I stopped myself, on the way home, trying to make the first inning of the game. I slowed myself down and looked at life a little differently. Looking at my stresses in life, realizing that all of those stressed are gift; I don’t have control of what tomorrow will bring, I only have control of what today gives. I spend most of my time trying to meet everyone’s needs and make everyone’s day easier. Which I don’t mind, because I remember the non-stop years of trying to have a baby. We were granted that gift twice, after I was told that I could never have children. So all those endless nights of high fevers and homework is a gift.

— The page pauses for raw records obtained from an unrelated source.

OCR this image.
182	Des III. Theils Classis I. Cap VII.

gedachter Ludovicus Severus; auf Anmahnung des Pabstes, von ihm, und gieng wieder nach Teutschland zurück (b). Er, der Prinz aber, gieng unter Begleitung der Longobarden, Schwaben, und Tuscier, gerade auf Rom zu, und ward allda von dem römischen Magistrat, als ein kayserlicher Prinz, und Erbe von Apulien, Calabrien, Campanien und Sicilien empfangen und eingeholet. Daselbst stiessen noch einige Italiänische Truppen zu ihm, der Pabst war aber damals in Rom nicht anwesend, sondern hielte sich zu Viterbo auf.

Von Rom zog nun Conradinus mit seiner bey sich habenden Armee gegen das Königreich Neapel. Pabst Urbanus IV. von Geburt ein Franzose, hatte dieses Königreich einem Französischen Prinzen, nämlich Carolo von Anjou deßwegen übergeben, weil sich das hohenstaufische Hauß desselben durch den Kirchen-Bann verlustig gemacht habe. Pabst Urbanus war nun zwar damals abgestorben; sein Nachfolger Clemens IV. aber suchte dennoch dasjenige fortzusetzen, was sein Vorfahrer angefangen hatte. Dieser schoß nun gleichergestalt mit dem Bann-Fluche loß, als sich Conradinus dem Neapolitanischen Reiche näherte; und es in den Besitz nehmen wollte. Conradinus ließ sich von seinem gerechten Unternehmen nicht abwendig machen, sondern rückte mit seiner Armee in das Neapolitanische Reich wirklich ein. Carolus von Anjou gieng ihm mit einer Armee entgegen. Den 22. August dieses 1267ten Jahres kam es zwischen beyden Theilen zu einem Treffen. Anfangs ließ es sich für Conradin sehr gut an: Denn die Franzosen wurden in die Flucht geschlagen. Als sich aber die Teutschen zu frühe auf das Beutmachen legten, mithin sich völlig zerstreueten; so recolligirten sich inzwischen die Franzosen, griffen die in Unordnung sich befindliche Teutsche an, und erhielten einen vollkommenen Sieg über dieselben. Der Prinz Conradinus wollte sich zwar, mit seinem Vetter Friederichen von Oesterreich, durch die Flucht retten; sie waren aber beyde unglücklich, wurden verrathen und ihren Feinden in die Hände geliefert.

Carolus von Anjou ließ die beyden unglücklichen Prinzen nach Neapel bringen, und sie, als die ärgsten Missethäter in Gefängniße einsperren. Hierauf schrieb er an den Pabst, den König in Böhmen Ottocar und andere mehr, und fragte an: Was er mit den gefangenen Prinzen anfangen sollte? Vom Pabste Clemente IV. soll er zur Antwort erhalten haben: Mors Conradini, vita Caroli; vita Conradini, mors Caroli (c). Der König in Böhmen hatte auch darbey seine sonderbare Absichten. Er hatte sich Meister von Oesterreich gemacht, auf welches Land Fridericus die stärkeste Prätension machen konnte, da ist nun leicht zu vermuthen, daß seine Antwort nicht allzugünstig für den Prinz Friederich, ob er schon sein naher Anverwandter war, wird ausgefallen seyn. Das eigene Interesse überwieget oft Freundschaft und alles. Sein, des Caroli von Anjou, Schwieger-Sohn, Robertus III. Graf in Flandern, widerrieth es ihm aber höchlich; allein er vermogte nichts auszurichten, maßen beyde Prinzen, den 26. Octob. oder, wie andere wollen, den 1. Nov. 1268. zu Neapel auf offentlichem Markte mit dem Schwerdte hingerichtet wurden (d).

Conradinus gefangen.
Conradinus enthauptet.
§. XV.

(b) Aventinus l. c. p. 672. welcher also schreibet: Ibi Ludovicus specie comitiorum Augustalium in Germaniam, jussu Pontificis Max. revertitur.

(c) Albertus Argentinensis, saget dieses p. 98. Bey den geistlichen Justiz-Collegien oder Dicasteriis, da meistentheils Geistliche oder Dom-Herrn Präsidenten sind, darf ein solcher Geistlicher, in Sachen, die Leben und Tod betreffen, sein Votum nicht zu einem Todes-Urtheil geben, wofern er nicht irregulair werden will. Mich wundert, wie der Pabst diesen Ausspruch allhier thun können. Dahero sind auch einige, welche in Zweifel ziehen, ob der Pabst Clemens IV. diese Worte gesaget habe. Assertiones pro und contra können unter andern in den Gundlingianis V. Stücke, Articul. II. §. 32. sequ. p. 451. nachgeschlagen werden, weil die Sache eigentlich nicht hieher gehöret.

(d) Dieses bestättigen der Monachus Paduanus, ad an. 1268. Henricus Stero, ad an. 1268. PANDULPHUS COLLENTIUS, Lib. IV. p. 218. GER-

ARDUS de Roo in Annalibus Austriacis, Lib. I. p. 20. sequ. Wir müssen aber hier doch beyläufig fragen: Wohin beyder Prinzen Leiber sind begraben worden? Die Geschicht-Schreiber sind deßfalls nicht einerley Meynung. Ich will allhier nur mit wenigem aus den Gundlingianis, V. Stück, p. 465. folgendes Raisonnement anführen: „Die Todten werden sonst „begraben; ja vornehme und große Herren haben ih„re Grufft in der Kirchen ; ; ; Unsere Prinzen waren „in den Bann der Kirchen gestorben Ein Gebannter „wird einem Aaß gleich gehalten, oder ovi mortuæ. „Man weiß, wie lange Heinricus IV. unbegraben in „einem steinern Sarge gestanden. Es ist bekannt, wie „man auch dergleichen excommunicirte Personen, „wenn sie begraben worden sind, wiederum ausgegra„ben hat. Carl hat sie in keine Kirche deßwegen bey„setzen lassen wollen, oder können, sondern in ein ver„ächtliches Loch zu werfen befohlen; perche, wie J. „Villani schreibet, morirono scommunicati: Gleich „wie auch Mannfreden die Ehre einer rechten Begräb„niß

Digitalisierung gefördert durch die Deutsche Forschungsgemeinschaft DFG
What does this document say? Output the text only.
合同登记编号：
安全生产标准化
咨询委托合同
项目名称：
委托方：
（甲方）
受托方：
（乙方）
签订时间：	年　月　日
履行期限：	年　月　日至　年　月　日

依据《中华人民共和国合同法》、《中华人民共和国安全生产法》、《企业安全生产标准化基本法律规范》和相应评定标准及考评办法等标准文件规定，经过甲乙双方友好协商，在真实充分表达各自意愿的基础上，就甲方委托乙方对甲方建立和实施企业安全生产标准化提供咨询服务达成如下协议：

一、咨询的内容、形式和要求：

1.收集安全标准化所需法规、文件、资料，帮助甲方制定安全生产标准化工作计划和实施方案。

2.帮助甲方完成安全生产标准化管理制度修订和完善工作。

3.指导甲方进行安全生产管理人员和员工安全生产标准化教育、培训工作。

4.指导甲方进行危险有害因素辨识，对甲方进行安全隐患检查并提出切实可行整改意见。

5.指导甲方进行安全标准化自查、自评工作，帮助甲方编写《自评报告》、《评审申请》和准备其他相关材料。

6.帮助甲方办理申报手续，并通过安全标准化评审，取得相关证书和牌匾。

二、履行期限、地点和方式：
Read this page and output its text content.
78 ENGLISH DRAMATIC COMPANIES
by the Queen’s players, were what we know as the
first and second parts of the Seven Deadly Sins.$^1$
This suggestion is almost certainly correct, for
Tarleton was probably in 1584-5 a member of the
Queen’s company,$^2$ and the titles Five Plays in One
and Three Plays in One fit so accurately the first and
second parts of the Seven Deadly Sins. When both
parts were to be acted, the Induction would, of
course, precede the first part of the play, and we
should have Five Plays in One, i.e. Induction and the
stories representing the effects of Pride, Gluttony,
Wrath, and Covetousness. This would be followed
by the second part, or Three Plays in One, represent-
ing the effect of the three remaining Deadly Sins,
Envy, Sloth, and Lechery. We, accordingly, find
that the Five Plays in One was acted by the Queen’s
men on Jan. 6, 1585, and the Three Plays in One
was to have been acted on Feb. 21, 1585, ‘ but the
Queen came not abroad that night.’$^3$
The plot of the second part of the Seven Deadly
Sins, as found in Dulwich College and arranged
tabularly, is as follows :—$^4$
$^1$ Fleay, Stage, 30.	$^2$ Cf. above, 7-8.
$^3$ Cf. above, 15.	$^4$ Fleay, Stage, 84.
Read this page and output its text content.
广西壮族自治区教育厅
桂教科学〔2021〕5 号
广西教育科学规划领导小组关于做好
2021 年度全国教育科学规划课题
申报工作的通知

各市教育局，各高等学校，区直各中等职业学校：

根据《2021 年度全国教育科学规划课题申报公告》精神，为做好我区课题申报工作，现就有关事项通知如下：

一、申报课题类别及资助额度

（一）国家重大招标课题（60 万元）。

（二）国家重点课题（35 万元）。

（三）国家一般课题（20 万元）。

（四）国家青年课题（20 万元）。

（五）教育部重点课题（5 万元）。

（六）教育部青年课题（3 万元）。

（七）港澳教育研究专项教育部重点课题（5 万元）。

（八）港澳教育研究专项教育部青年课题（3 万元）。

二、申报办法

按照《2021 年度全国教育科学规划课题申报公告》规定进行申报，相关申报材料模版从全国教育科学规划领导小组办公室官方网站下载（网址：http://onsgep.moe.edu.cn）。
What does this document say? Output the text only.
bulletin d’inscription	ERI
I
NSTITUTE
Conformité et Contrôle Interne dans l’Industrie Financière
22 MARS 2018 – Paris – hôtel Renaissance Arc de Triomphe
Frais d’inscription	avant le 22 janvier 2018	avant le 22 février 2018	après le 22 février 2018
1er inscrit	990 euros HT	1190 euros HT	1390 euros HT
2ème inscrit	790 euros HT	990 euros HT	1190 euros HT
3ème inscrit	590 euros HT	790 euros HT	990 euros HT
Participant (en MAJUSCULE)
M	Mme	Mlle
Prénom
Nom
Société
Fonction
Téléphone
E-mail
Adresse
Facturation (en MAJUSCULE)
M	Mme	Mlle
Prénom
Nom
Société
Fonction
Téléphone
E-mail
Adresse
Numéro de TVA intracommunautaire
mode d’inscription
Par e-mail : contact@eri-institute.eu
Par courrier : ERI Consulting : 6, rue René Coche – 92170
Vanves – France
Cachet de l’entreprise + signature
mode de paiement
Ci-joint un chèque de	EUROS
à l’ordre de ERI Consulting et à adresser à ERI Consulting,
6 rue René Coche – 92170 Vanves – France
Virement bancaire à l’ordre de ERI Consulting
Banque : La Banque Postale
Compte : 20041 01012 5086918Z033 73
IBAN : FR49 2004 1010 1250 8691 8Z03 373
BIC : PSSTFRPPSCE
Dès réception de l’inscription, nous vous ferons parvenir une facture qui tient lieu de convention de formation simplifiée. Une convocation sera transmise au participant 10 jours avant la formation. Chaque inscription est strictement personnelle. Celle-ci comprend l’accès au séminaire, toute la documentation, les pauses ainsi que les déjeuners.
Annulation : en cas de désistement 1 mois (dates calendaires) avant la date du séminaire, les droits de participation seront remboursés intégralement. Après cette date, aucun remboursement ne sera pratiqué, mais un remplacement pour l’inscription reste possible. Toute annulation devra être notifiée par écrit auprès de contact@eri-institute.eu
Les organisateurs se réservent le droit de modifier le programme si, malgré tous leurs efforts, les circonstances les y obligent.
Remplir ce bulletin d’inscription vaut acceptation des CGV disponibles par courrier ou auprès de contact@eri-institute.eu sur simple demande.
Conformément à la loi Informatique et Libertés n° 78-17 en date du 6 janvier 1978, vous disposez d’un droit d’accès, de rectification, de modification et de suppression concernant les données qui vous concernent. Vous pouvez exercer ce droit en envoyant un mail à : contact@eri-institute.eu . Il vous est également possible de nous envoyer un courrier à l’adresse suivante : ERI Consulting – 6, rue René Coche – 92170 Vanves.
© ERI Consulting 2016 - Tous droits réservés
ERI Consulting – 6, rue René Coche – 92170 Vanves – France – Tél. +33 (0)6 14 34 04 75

It is what I wished for, and all of those crazy days treading water, was given to me and not taken away by something awful.
The last few months I have spent struggling to get through, when I soon realized that I was given those days, some maybe not so good, but others a wonderful treasure. Some do not know if they have a tomorrow and that is why they live each day as their last. What if we all lived life not for what we don’t want and make it into what we do want.
I am blessed to have what I have, and some may think I don’t have much to be so thankful for, but we all have come in this world through love and compassion, and the makes of a life. We leave this world with love and compassion, and the makes of memories.
So I chose to take in my daily routines and make the best of what I am able. Be proud of the accomplishments and not continue to struggle to get things out there.
I love to write……
I love to share my crazy stories, I worked through the dyslexia, now I just got to get through the self-worth. I need to think of everyday as a gift, and look at it as “What I have done” not “What I haven’t got to.”
It is a shame that we all need a sad story to realize what we want out of life. It is a wakeup call, and not sure why?
I do remember the first day that I met my husband, I will never forget holding my babies for the first time, and I will never let a bad day take what was giving to me for granted.
So on that note, I happiest when I am with my family. I am happiest when I write, and I am happiest when I explore Maine and find new things to write about.
So I am spending more time loving my family and writing, not taking up all of my time promoting and such.
I am taking some time off from networking and just writing and spend my time with the ones I love and what I love.
I have huge plans and you never know what tomorrow will bring….
I know this should have been a “Dear Diary” and not a bog post, but this is me. This is who I am and this is what inspires me to write and write well.